Faits et procédure. En quelques jours, un tableau estimé entre 200 et 300 euros a fait l’objet de deux reventes, pour, à l’occasion de la dernière d’entre elles, être vendu 130 000 euros. L’évocation de ces quelques éléments de faits suffit pour que l’erreur vienne à l’esprit. Encore faut-il préciser que la vente initiale avait été confiée à une société de ventes, laquelle avait en sa possession les archives familiales comprenant les documents établissant le lien de parenté entre la famille du vendeur et Géricault. Il avait d’ailleurs été fait état de ce lien dans la description du bien en vue de sa vente. Erreur sur les qualités substantielles et responsabilité de la société de ventes étaient donc invoquées par les ayants droit du vendeur. La cour d’appel refusa d’admettre la nullité du contrat au motif que l’erreur était inexcusable, faisant ainsi obstacle à la reconnaissance de l’erreur (CA Paris, 20 avril 2023, n° 20/05076 N° Lexbase : A06219RG).

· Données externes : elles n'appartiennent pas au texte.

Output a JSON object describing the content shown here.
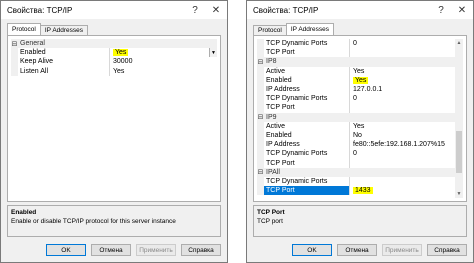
{
  "left": {
    "title": "Свойства: TCP/IP",
    "tabs": [
      "Protocol",
      "IP Addresses"
    ],
    "groups": [
      {
        "label": "General",
        "rows": [
          {
            "name": "Enabled",
            "value": "Yes",
            "highlight": true,
            "dropdown": true
          },
          {
            "name": "Keep Alive",
            "value": "30000"
          },
          {
            "name": "Listen All",
            "value": "Yes"
          }
        ]
      }
    ],
    "description": {
      "title": "Enabled",
      "text": "Enable or disable TCP/IP protocol for this server instance"
    },
    "buttons": {
      "ok": "OK",
      "cancel": "Отмена",
      "apply": "Применить",
      "help": "Справка"
    }
  },
  "right": {
    "title": "Свойства: TCP/IP",
    "tabs": [
      "Protocol",
      "IP Addresses"
    ],
    "top_rows": [
      {
        "name": "TCP Dynamic Ports",
        "value": "0"
      },
      {
        "name": "TCP Port",
        "value": ""
      }
    ],
    "groups": [
      {
        "label": "IP8",
        "rows": [
          {
            "name": "Active",
            "value": "Yes"
          },
          {
            "name": "Enabled",
            "value": "Yes",
            "highlight": true
          },
          {
            "name": "IP Address",
            "value": "127.0.0.1"
          },
          {
            "name": "TCP Dynamic Ports",
            "value": "0"
          },
          {
            "name": "TCP Port",
            "value": ""
          }
        ]
      },
      {
        "label": "IP9",
        "rows": [
          {
            "name": "Active",
            "value": "Yes"
          },
          {
            "name": "Enabled",
            "value": "No"
          },
          {
            "name": "IP Address",
            "value": "fe80::5efe:192.168.1.207%15"
          },
          {
            "name": "TCP Dynamic Ports",
            "value": "0"
          },
          {
            "name": "TCP Port",
            "value": ""
          }
        ]
      },
      {
        "label": "IPAll",
        "rows": [
          {
            "name": "TCP Dynamic Ports",
            "value": ""
          },
          {
            "name": "TCP Port",
            "value": "1433",
            "highlight": true,
            "selected": true
          }
        ]
      }
    ],
    "description": {
      "title": "TCP Port",
      "text": "TCP port"
    },
    "buttons": {
      "ok": "OK",
      "cancel": "Отмена",
      "apply": "Применить",
      "help": "Справка"
    }
  },
  "colors": {
    "highlight": "#ffff00",
    "selection": "#0078d7"
  }
}
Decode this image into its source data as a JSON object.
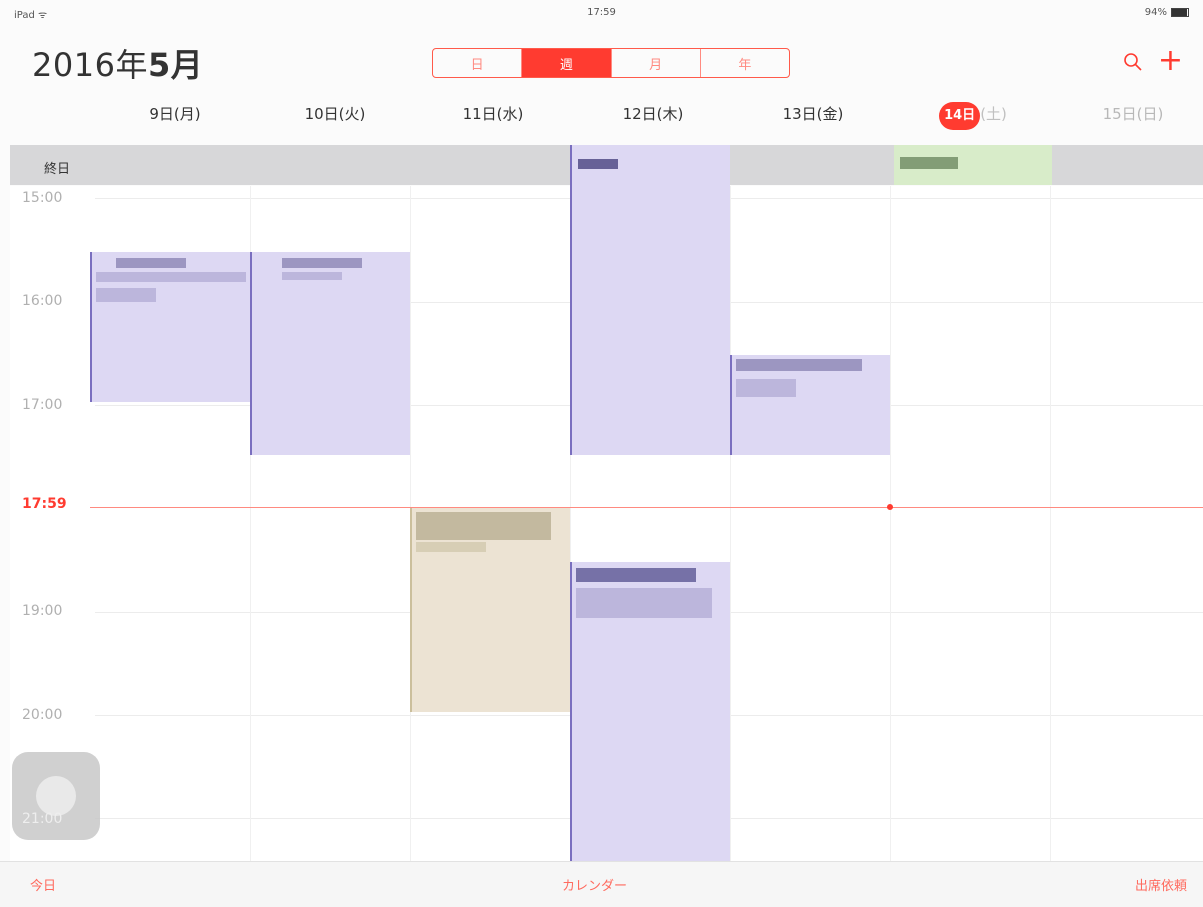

Solution. L’arrêt est cassé. Il l’est d’abord au visa des anciens articles 1109 et 1110 consacrés à l’erreur : l’erreur reste excusable « si le vendeur a transmis tous les éléments en sa possession au professionnel chargé de la vente en s’en remettant à son avis et que celui-ci n’a pas procédé aux recherches qui auraient permis d’éviter cette erreur ». En ayant les archives familiales, la société de ventes aurait dû s’interroger sur l’identité de l’auteur de l’œuvre. Elle aurait dû procéder à des recherches complémentaires. En ne le faisant pas, l’erreur du vendeur est excusable. Le caractère excusable ou inexcusable de l’erreur est fonction des circonstances (Cass. civ. 3, 29 juin 2017, n° 16-19.337, F-D N° Lexbase : A7056WLW).
L’arrêt est ensuite cassé au visa de l’article L. 321-17 du Code de commerce N° Lexbase : L7968IQ8 consacré à la responsabilité des opérateurs de ventes volontaires de meubles aux enchères publiques et des dispositions de l’arrêté du 21 février 2012, portant approbation du recueil déontologique des opérateurs de vente volontaires de meubles aux enchères publiques N° Lexbase : L2637ISH. Ce dernier impose à ces opérateurs un devoir de transparence et de vigilance et les oblige à effectuer les recherches appropriées pour identifier le bien qui leur est confié, en ayant recours, le cas échéant, à un expert. Or, en l’espèce, le commissaire-priseur n’avait pas mené d’investigations particulières, alors qu’il avait connaissance des liens entre la famille du vendeur et le peintre. Ainsi, peu importe que le commissaire-priseur n’ait jamais été alerté et interrogé sur ce tableau et qu’il ne lui ait pas été demandé d’expertise, malgré les éléments figurant aux archives familiales.